Thứ Năm, 31 tháng 3, 2005

11th Circuit Bounces Billboard Challenges in 2 Cases

The 11th Circuit las week bounced two different cases filed by National Advertising against an the City of Miami's billboard ordinance (well, it's old ordinance). One was a facial challenge to the ordinance, the other a denial of permits under it.

Here are the links:
http://www.ca11.uscourts.gov/opinions/ops/200315593.pdf

http://www.ca11.uscourts.gov/opinions/ops/200315516.pdf

In the first case, the 11th held that when the City amended the ordinance, it made the case moot, and the District Court was right to dismiss it.

Sounds simple? Think about this: the City had adopted and maintained an ordinance that National claimed was unconstitutional. The City didn't change it until after the company filed its federal lawsuit. We don't know what damages were alleged (or not alleged) to have occured due to the presumably illegal ordinance. But if National had been allowed to proceed, it would have been entitled to damages under section 1983 and -- more importantly -- attorney's fees under sction 1988. So what this decision actually is doing is taking another swipe at the civil rights of individuals and companies by limiting their ability to pay for attacks on illegal ordinances. The local government adopts something patently illegal, says "you don't like it, sue," and only changes it if someone spends thousands or tens of thousands of dollars to initiate a lawsuit - and then walks away scott free from its illegal act.

In the second case, the 11th dismissed as unripe National's attack on the City's denial of permits for new signs because it had not recieved a written decision.
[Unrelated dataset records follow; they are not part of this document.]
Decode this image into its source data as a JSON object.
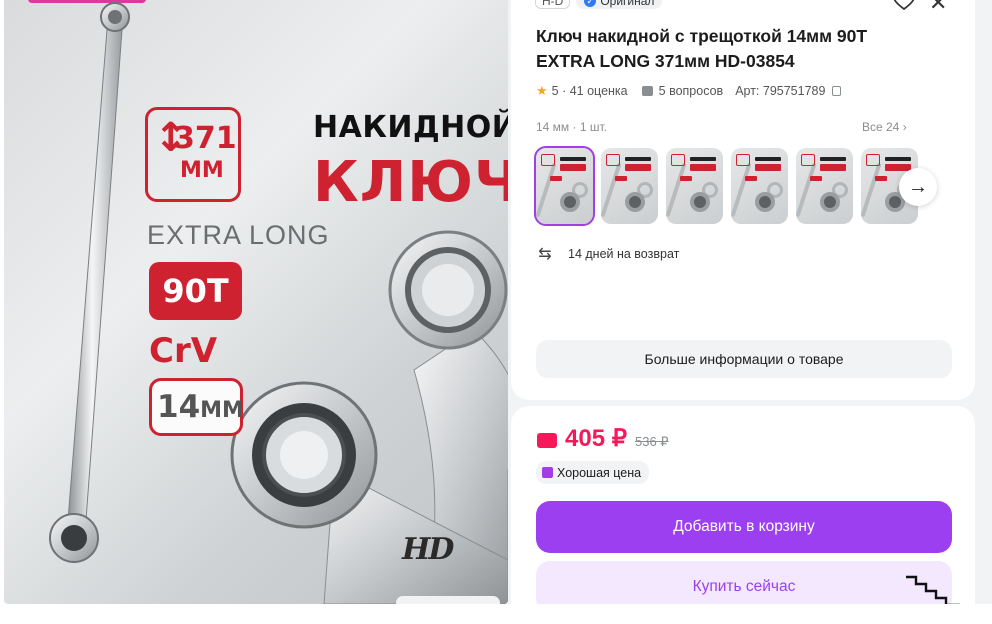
{
  "hero": {
    "length_value": "371",
    "length_unit": "ММ",
    "heading_line1": "НАКИДНОЙ",
    "heading_line2": "КЛЮЧ",
    "extra_long": "EXTRA LONG",
    "teeth": "90T",
    "material": "CrV",
    "size_value": "14",
    "size_unit": "ММ",
    "brand_logo": "HD"
  },
  "header": {
    "brand_chip": "H-D",
    "original_label": "Оригинал",
    "icons": [
      "heart-icon",
      "close-icon"
    ]
  },
  "product": {
    "title_line1": "Ключ накидной с трещоткой 14мм 90Т",
    "title_line2": "EXTRA LONG 371мм HD-03854",
    "rating": "5",
    "rating_count": "· 41 оценка",
    "questions": "5 вопросов",
    "article": "Арт: 795751789"
  },
  "variants": {
    "label": "14 мм · 1 шт.",
    "all_label": "Все 24",
    "thumb_count": 6,
    "selected_index": 0
  },
  "returns": {
    "label": "14 дней на возврат"
  },
  "more_info": {
    "label": "Больше информации о товаре"
  },
  "pricing": {
    "price": "405 ₽",
    "old_price": "536 ₽",
    "good_price_label": "Хорошая цена",
    "add_to_cart": "Добавить в корзину",
    "buy_now": "Купить сейчас"
  },
  "colors": {
    "accent": "#9b3ff0",
    "price": "#f5195a",
    "hero_red": "#cf2230"
  }
}
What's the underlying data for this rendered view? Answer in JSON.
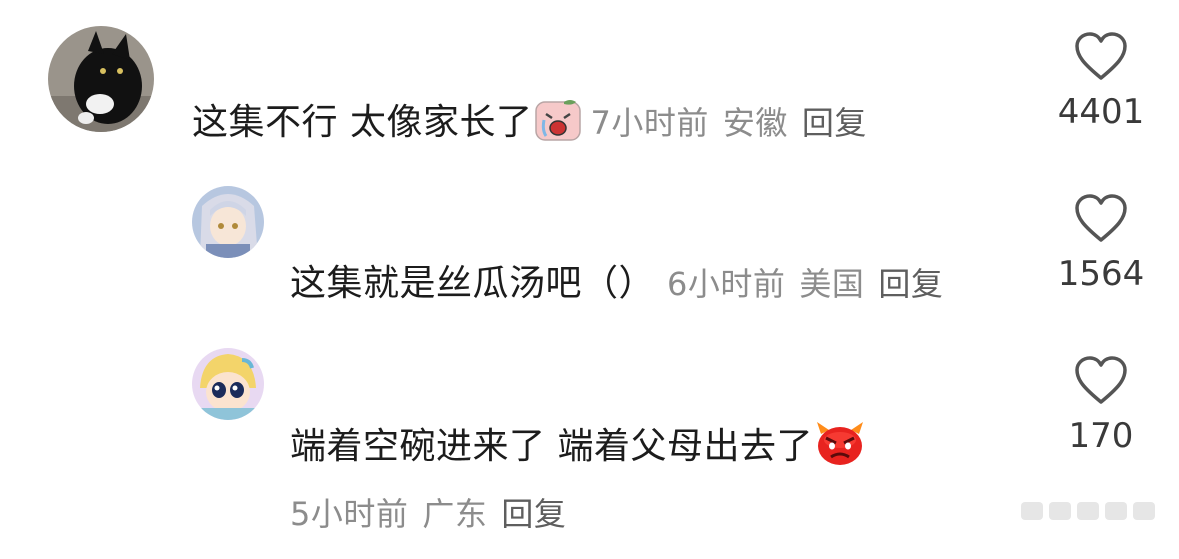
{
  "comments": [
    {
      "text": "这集不行 太像家长了",
      "time": "7小时前",
      "location": "安徽",
      "reply": "回复",
      "likes": "4401",
      "emoji": "crying-peach-emoji"
    },
    {
      "text": "这集就是丝瓜汤吧（）",
      "time": "6小时前",
      "location": "美国",
      "reply": "回复",
      "likes": "1564"
    },
    {
      "text": "端着空碗进来了 端着父母出去了",
      "time": "5小时前",
      "location": "广东",
      "reply": "回复",
      "likes": "170",
      "emoji": "angry-red-face-emoji"
    }
  ],
  "colors": {
    "text": "#1c1c1c",
    "meta": "#8c8c8c",
    "heart": "#555555"
  }
}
OK, so the guy at the desk rejects the permit application (here, there may have been non-speech related reasons - height - for denying the permits, but . .. ) apparently based on height, but also told them that they weren't permitted in the C-1 zone district. National goes right into court on the denials as "as applied" attacks on the grounds that the City denied the permits because it doesn't allow billboards in the C-1 district. District Court granted summary judgment for City based on the ripeness issue.

OK, so on one hand, it does look like National should at least have fixed the height problem and filed a new permit to get a denial clearly based on whether the zone district allowed it (which went to an exclusion and process issue under 1st amendment law). But suppose the clerks had denied them, or refused to accept them, for some other reason?

The real issue here is that local governments in enforcing improper or illegal restrictions will try to hide behind pretextually valid reasons for the illegal action - and in such cases the action is legal. But the other problem lurking here is the one where the agency refuses to actually deny a permit because it knows that the denial will be illegal, and tells you that it won't issue the permit.

Under this case, you MUST go through at least some administrative attack on the refusal to issue or deny the permit to get a denial in writing. So before you can even mount your civil rights attack on an illegal ordinance or interpretation, you probably have to spend thousands of dollars on bringing the issue to the Board of Zoning Appeals (or whoever), then maybe even to a cert challenge of that before the local determination will be final enough to challenge the underlying ordinance as unconstitutional.

My suggestion - file a dec/injunction action in state court along with the cert appeal. You can bring your 1983 claims at the same time and not spend years of litigation getting these issues right.

SO - practice pointers for those of us who have to litigate against potentially unconstitutional local ordinances:

1) Plead damages, not just illegality - if you can claim damage during the enforcement period, you MIGHT avoid the mootness problem that bounced National (we don't know from the opinion if damages were pled).
2) Do it in state court – you can get all of your claims into court at once and may be able to simply abate some counts if they will rely on others
3) Give yourself some other bases for going forward.
4) Exhaust remedies!


(thanks to Larry Sellers for passing these along).